Environmental factors include those of the prenatal and post natal environment. Prenatal factors are those factors during pregnancy they include nutritional deficiencies, use of drugs, state of the uterus, exposure to radiation, infections, placental implantation. The post natal factors include the external environment, hormones influence, family, nutrition of the child. However malnutrition, maternal depression and substance abuse remain the common factors.
Other factors include post natal depression, socioeconomic status, parasites and poisoning. Abuse of substance also has a great effect, for example, cocaine which leads to poor development of the child especially the mental development altering with the brain functioning. (Feldman, 2012, pg 56) Children who face malnutrition weigh lesser in terms of kilograms and are most times shorter in length .It is also believed that malnutrition poses a danger to one’s intelligence quotient.
Certain ions also serve as important functions to the body and it is therefore important that one observes proper nutrition of a child. The socioeconomic status is based on income, academic or educational achievements and work. Poverty is seen to affect so many children in the case of malnutrition and development also due to nutrition. The parents academic achievement may have an effect on the child’s too ,that is how he/she is to perform. This children are affected in class and perceived by many as daft and left behind by teachers.
Some parasites also result into greater effects preventing the development of most children .Obesity still remains a common problem to all with most children not following a proper diet as a result of exposure and sometimes the parents or themselves. Some factors also popular include abuse which could be physical .A child may also not reach his proper state of development due to non proper state of development due to no proper observance of the common factors as a result of not receiving care. (In Edelman, In Mandle & In Kudzma, 2014, pg 418)
A child who has been neglected is identifiable even by practitioners .The developmental delay may be as a result of many factors and can never easily be ruled out on nurturing .It could be as a result of genetic disorder, disease, physical, sexual or emotional abuse or even a mixture of them at times.
In conclusion, child development is a very important stage in the human cycle therefore it is necessary for all relevant parties involved in this process to take all due duty of care to ensure that the process is attained in the optimum possible favorable factors.

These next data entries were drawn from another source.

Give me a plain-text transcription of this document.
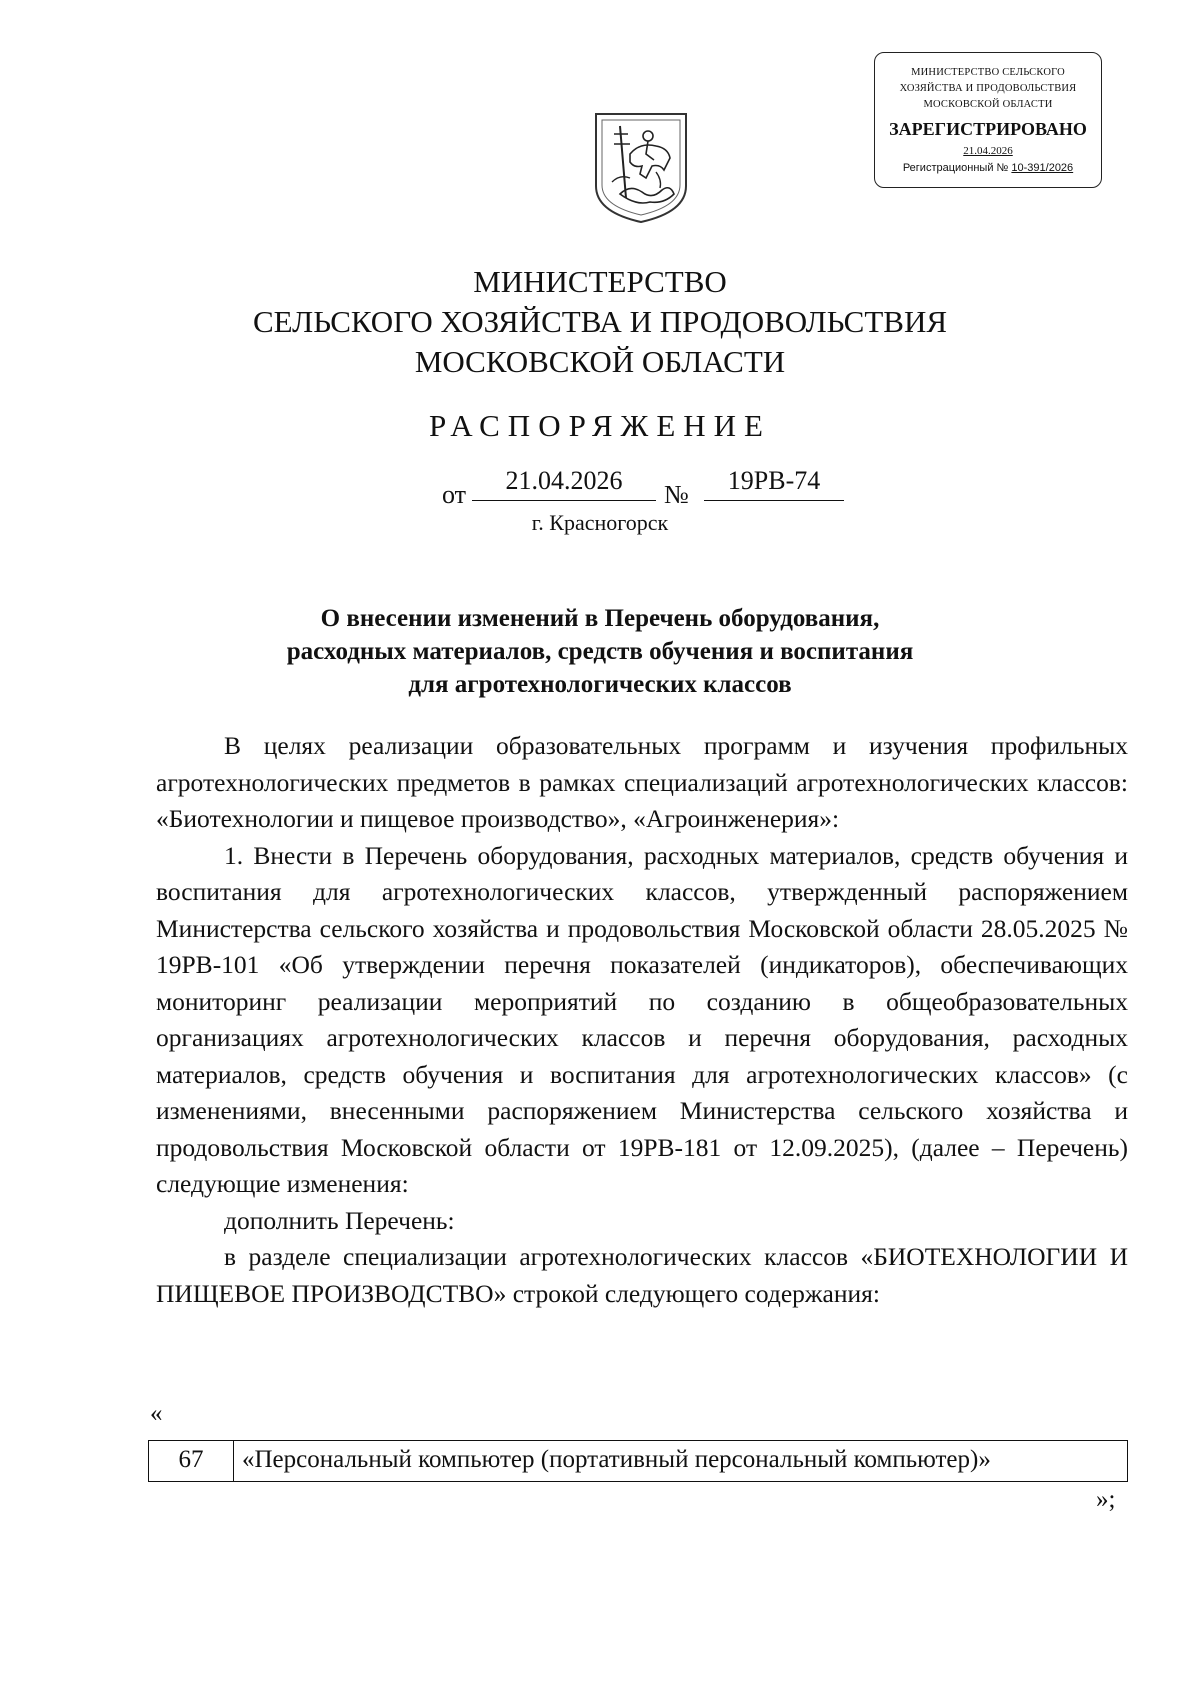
МИНИСТЕРСТВО СЕЛЬСКОГО
ХОЗЯЙСТВА И ПРОДОВОЛЬСТВИЯ
МОСКОВСКОЙ ОБЛАСТИ
ЗАРЕГИСТРИРОВАНО
21.04.2026
Регистрационный № 10-391/2026
МИНИСТЕРСТВО
СЕЛЬСКОГО ХОЗЯЙСТВА И ПРОДОВОЛЬСТВИЯ
МОСКОВСКОЙ ОБЛАСТИ
РАСПОРЯЖЕНИЕ
от	21.04.2026	№	19РВ-74
г. Красногорск
О внесении изменений в Перечень оборудования,
расходных материалов, средств обучения и воспитания
для агротехнологических классов

В целях реализации образовательных программ и изучения профильных агротехнологических предметов в рамках специализаций агротехнологических классов: «Биотехнологии и пищевое производство», «Агроинженерия»:

1. Внести в Перечень оборудования, расходных материалов, средств обучения и воспитания для агротехнологических классов, утвержденный распоряжением Министерства сельского хозяйства и продовольствия Московской области 28.05.2025 № 19РВ-101 «Об утверждении перечня показателей (индикаторов), обеспечивающих мониторинг реализации мероприятий по созданию в общеобразовательных организациях агротехнологических классов и перечня оборудования, расходных материалов, средств обучения и воспитания для агротехнологических классов» (с изменениями, внесенными распоряжением Министерства сельского хозяйства и продовольствия Московской области от 19РВ-181 от 12.09.2025), (далее – Перечень) следующие изменения:

дополнить Перечень:

в разделе специализации агротехнологических классов «БИОТЕХНОЛОГИИ И ПИЩЕВОЕ ПРОИЗВОДСТВО» строкой следующего содержания:

«
67	«Персональный компьютер (портативный персональный компьютер)»
»;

Brainerd, C. J., & Pressley, M. (2012). Verbal Processes in Children: Progress in Cognitive Development Research. New York, NY: Springer New York.
Charlesworth, R. (2016). Understanding child development. Place of publication not identified: Cengage Learning.
Crowley, K. (2014). Child Development: A Practical Introduction
Demick, J., & Andreoletti, C. (2014). Handbook of adult development. New York: Springer
Feldman, R. S. (2012). Child development. Boston: Pearson
In Edelman, C., In Mandle, C. L., & In Kudzma, E. C. (2014). Health promotion throughout the life span.